Experts have decided that the ban on all children’s heart surgery at a troubled trust is to stay in place until further improvements are seen.
An independent panel set up following the deaths of four babies after cardiac surgery at the Oxford Radcliffe Hospital has published its review.
The Review of paediatric cardiac services at the Oxford Radcliffe Hospitals NHS Trust, contains a number of recommendations for improvement, which have all been agreed by the board of South Central Strategic Health Authority (SHA).
The SHA commissioned the independent review after the Oxford Radcliffe Hospitals NHS Trust suspended its paediatric cardiac surgery service in February this year following the deaths of four babies in a 10-week period.
The SHA board has approved the panel’s recommendation that paediatric cardiac surgery at the hospital should remain suspended.
The panel reviewed the clinical notes for babies operated on from January 2009 to February 2010 and identified eight deaths within 30 days of surgery from cardiac causes.
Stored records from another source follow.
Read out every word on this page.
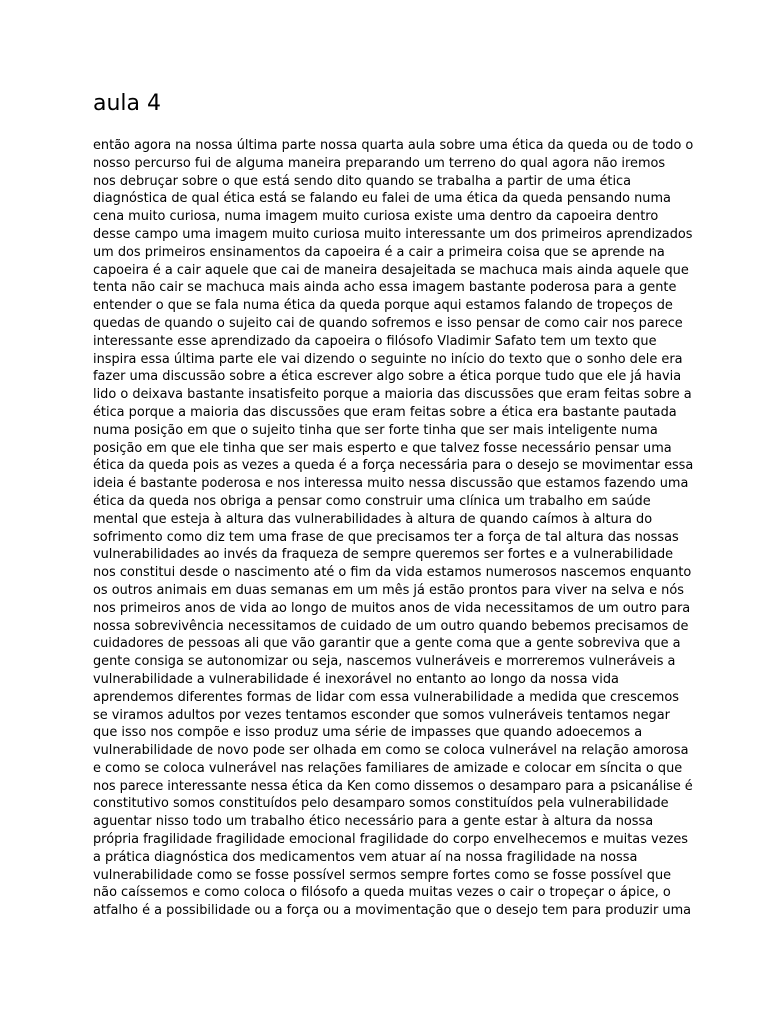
aula 4
então agora na nossa última parte nossa quarta aula sobre uma ética da queda ou de todo o
nosso percurso fui de alguma maneira preparando um terreno do qual agora não iremos
nos debruçar sobre o que está sendo dito quando se trabalha a partir de uma ética
diagnóstica de qual ética está se falando eu falei de uma ética da queda pensando numa
cena muito curiosa, numa imagem muito curiosa existe uma dentro da capoeira dentro
desse campo uma imagem muito curiosa muito interessante um dos primeiros aprendizados
um dos primeiros ensinamentos da capoeira é a cair a primeira coisa que se aprende na
capoeira é a cair aquele que cai de maneira desajeitada se machuca mais ainda aquele que
tenta não cair se machuca mais ainda acho essa imagem bastante poderosa para a gente
entender o que se fala numa ética da queda porque aqui estamos falando de tropeços de
quedas de quando o sujeito cai de quando sofremos e isso pensar de como cair nos parece
interessante esse aprendizado da capoeira o filósofo Vladimir Safato tem um texto que
inspira essa última parte ele vai dizendo o seguinte no início do texto que o sonho dele era
fazer uma discussão sobre a ética escrever algo sobre a ética porque tudo que ele já havia
lido o deixava bastante insatisfeito porque a maioria das discussões que eram feitas sobre a
ética porque a maioria das discussões que eram feitas sobre a ética era bastante pautada
numa posição em que o sujeito tinha que ser forte tinha que ser mais inteligente numa
posição em que ele tinha que ser mais esperto e que talvez fosse necessário pensar uma
ética da queda pois as vezes a queda é a força necessária para o desejo se movimentar essa
ideia é bastante poderosa e nos interessa muito nessa discussão que estamos fazendo uma
ética da queda nos obriga a pensar como construir uma clínica um trabalho em saúde
mental que esteja à altura das vulnerabilidades à altura de quando caímos à altura do
sofrimento como diz tem uma frase de que precisamos ter a força de tal altura das nossas
vulnerabilidades ao invés da fraqueza de sempre queremos ser fortes e a vulnerabilidade
nos constitui desde o nascimento até o fim da vida estamos numerosos nascemos enquanto
os outros animais em duas semanas em um mês já estão prontos para viver na selva e nós
nos primeiros anos de vida ao longo de muitos anos de vida necessitamos de um outro para
nossa sobrevivência necessitamos de cuidado de um outro quando bebemos precisamos de
cuidadores de pessoas ali que vão garantir que a gente coma que a gente sobreviva que a
gente consiga se autonomizar ou seja, nascemos vulneráveis e morreremos vulneráveis a
vulnerabilidade a vulnerabilidade é inexorável no entanto ao longo da nossa vida
aprendemos diferentes formas de lidar com essa vulnerabilidade a medida que crescemos
se viramos adultos por vezes tentamos esconder que somos vulneráveis tentamos negar
que isso nos compõe e isso produz uma série de impasses que quando adoecemos a
vulnerabilidade de novo pode ser olhada em como se coloca vulnerável na relação amorosa
e como se coloca vulnerável nas relações familiares de amizade e colocar em síncita o que
nos parece interessante nessa ética da Ken como dissemos o desamparo para a psicanálise é
constitutivo somos constituídos pelo desamparo somos constituídos pela vulnerabilidade
aguentar nisso todo um trabalho ético necessário para a gente estar à altura da nossa
própria fragilidade fragilidade emocional fragilidade do corpo envelhecemos e muitas vezes
a prática diagnóstica dos medicamentos vem atuar aí na nossa fragilidade na nossa
vulnerabilidade como se fosse possível sermos sempre fortes como se fosse possível que
não caíssemos e como coloca o filósofo a queda muitas vezes o cair o tropeçar o ápice, o
atfalho é a possibilidade ou a força ou a movimentação que o desejo tem para produzir uma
They found that, after a new surgeon took up post, there were more deaths than would be expected from national mortality rates for the procedures undertaken, and that this was unlikely to have occurred through chance alone.
However, they found no errors of judgment that directly led to any of the deaths. All the cases were complex and surgery was high risk. But the panel concluded that several cases might have had a better outcome with different surgical management.
Oxford Radcliffe had been keen to expand its paediatric cardiac surgery service, said the review, but gave insufficient consideration to the risks associated with introducing a second surgeon with different techniques and requirements to the surgeon already in post.
Panel chairman Dr Bill Kirkup said: “I am deeply sorry that this review has been necessary because I fully appreciate that it will have caused distress to some families. However, I very much hope that, as a result of the panel’s work, the risks for children undergoing heart surgery will be reduced.
“We recognise that there have already been significant changes in the arrangements for clinical governance at the Oxford Radcliffe, which we very much welcome.
“However, the panel has formed a clear view that without a critical mass of surgeons, or sufficient workload to maintain expertise, the arrangements for this service at the Oxford Radcliffe are too fragile for safe care to be assured in future without significant change.”
The report makes several recommendations for improvements including:
- more effective operational planning
- new clinical governance arrangements
- an overhaul of the system for dealing with serious untoward incidents
- more effective clinical and managerial leadership
- the wider adoption of techniques to identify adverse trends in surgical outcome earlier.